Princess consort of Moldavia
- Tenure: 1640–1653
- Born: c. 1620 Circassia (present-day Russia)
- Died: after 1 March 1666
- Burial: Iaşi, Principality of Moldavia (present-day Romania)
- Spouse: Vasile Lupu
- Issue: Ștefăniță Lupu Ioan Alexandru
- Religion: Eastern Orthodoxy

= Ecaterina Cercheza =

17th-century prince consort of Moldavia

Doamna Ecaterina Cercheza (c. 1620 – after 1 March 1666) was a Circassian noblewoman who became Princess consort of Moldavia by marriage to Vasile Lupu. As reported by Evliya Çelebi, her mother was the sister of Koca Dervish Mehmed Pasha who was the Grand Vizier of the Ottoman Empire from 1653 to 1654, and her sister was married to Islam III Giray, Khan of Crimea (1644–1654).

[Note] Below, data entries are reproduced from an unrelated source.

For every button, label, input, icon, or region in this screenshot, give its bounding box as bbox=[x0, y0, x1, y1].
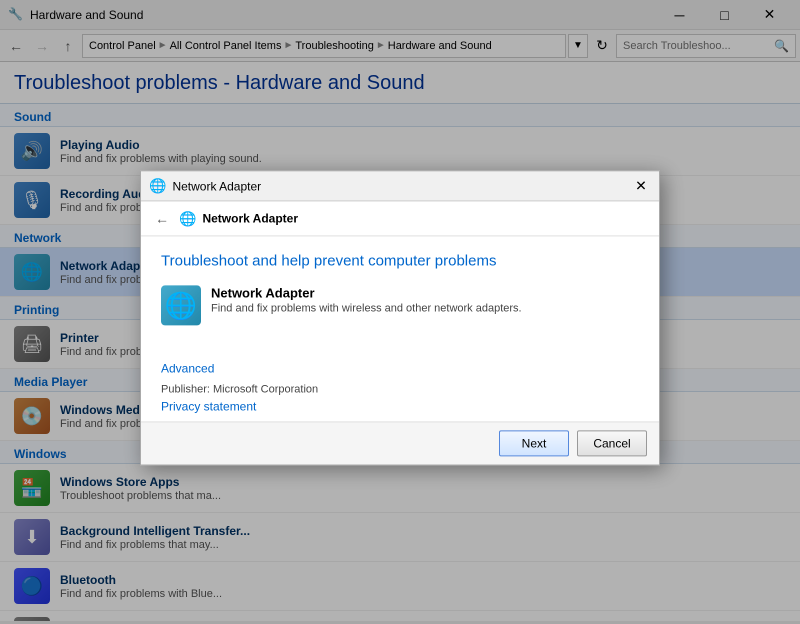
dialog-item-title: Network Adapter bbox=[211, 285, 522, 300]
network-adapter-dialog: 🌐 Network Adapter ✕ ← 🌐 Network Adapter … bbox=[140, 170, 660, 465]
cancel-button[interactable]: Cancel bbox=[577, 430, 647, 456]
dialog-titlebar: 🌐 Network Adapter ✕ bbox=[141, 171, 659, 201]
dialog-back-button[interactable]: ← bbox=[151, 207, 173, 229]
privacy-link[interactable]: Privacy statement bbox=[161, 399, 256, 413]
publisher-label: Publisher: bbox=[161, 383, 210, 395]
dialog-nav-icon: 🌐 bbox=[179, 210, 196, 227]
dialog-body: Troubleshoot and help prevent computer p… bbox=[141, 236, 659, 353]
dialog-footer-area: Advanced Publisher: Microsoft Corporatio… bbox=[141, 353, 659, 421]
dialog-nav-bar: ← 🌐 Network Adapter bbox=[141, 201, 659, 236]
dialog-title-text: Network Adapter bbox=[172, 179, 631, 193]
advanced-link[interactable]: Advanced bbox=[161, 361, 214, 375]
dialog-item-row: 🌐 Network Adapter Find and fix problems … bbox=[161, 285, 639, 325]
dialog-title-icon: 🌐 bbox=[149, 177, 166, 194]
publisher-value: Microsoft Corporation bbox=[213, 383, 318, 395]
dialog-subtitle: Troubleshoot and help prevent computer p… bbox=[161, 252, 639, 269]
next-button[interactable]: Next bbox=[499, 430, 569, 456]
dialog-close-button[interactable]: ✕ bbox=[631, 176, 651, 196]
dialog-nav-title: Network Adapter bbox=[202, 211, 298, 225]
dialog-item-text: Network Adapter Find and fix problems wi… bbox=[211, 285, 522, 314]
dialog-item-desc: Find and fix problems with wireless and … bbox=[211, 302, 522, 314]
publisher-info: Publisher: Microsoft Corporation bbox=[161, 383, 639, 395]
dialog-item-icon: 🌐 bbox=[161, 285, 201, 325]
dialog-button-bar: Next Cancel bbox=[141, 421, 659, 464]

She played a major role on personal and political decisions of her husband and son Ştefăniţă Lupu. Well known for her philanthropic activities, Doamna Ecaterina Cercheza became patron of the Moldavian monasteries and churches. She developed a strong reputation for her diplomatic and negotiating skills in time of crisis, in the absence of her husband and son.

In his work The Return 1639, the Italian traveller Niccolò Barsi da Lucca illustrates in details the journey of Doamna Ecaterina whom he describes as having "all the attributes of Aphroditic beauty that a woman can ever have". The historian and Prime Minister of Romania (1931–1932) Nicolae Iorga also states that "the Princess [Ecaterina], a Circassian by birth, was extraordinarily beautiful" and highly appreciated all over Moldavia.

==Marriage to Vasile Lupu==
Originating from a wealthy Circassian family in the Caucasus, Ecaterina (born circa 1620) was brought to Moldavia in 1639 to marry Vasile Lupu who, upon the death of his first wife Doamna Tudosca (1600 – May 1639), immediately sent Ambassador Nicolae Catargie to look through the entire Circassian land for a new wife. Catargie paid 1500 ducats as dowry to Ecaterina's parents before taking her to Crimea. On 19 August 1639, they left Bakhchysarai to go to the fortress Ochakov. With the permission of Bahadır I Giray who received 1000 ducats, hundreds of Tatar and Moldavian guards accompanied the Circassian Princess to the Moldavian border. Although the journey was later interrupted by Nasuh Hussein Pasha, Beylerbey of Silistra (1638–1640), the conflict was resolved with Pasha receiving 2000 ducats. The delegation was met by a special escort even at the border crossing in Moldavia, which consisted of boyars and senior government military officials since the hospitality of foreign guests represented a particular ritual for them. On 28 September 1639, Ecaterina has finally arrived in the capital. On the entrance in Iaşi they were met by Vasile Lupu himself. For the arrival of the luxury-lover ruler's bride, money was not saved and Ecaterina has been honored with numerous pre-wedding gifts in addition to the most distinguished reception. Her brother and her maid were lodged in a separate residence, especially built for them.

The wedding was of major political importance.

==Official activities==
Doamna Ecaterina Cercheza undertook official engagements in Moldavia. She participated alongside Vasile Lupu at all official celebrations, including the weddings of Princess Maria and Princess Ruxandra whose fates were determined by Ecaterina herself. Doamna Ecaterina also made cash donations to the Golia and Hlincea monasteries, among others. She equipped the Golia Monastery with pews brought from Constantinople.

Because of the battle for the throne between Gheorghe Ştefan and Vasile Lupu, Doamna Ecaterina left her family to Kamianets-Podilskyi. During the Ottoman deposition of her spouse in 1653, she was evacuated to the city of Suceava. The historian Georg Krauss states that although she initially refused to surrender, defending Suceava during the Ottoman siege, Doamna Ecaterina was forced to capitulate and compelled to give her jewels as well as five of her most beautiful horses. Then she was taken captive to Bistrița, where she was imprisoned until 1658. When her son ascended to the throne in November 1659, she accompanied him to Iaşi and supervised his activity. In 1661, after the death of her husband and son, Doamna Ecaterina Cercheza moved to Constantinople and spent four years in the family palace on the Bosphorus. In 1665, she returned to Moldavia. Her last attestation appears in a donation document issued on 1 March 1666.

==Issue==
The couple had three children together: Ştefăniţă (d. 1661), Ioan (d. 1648), and Alexandru (d. 1648). In 1659, Ştefăniţă became Voivode of Moldavia under the name Ştefăniţă Lupu.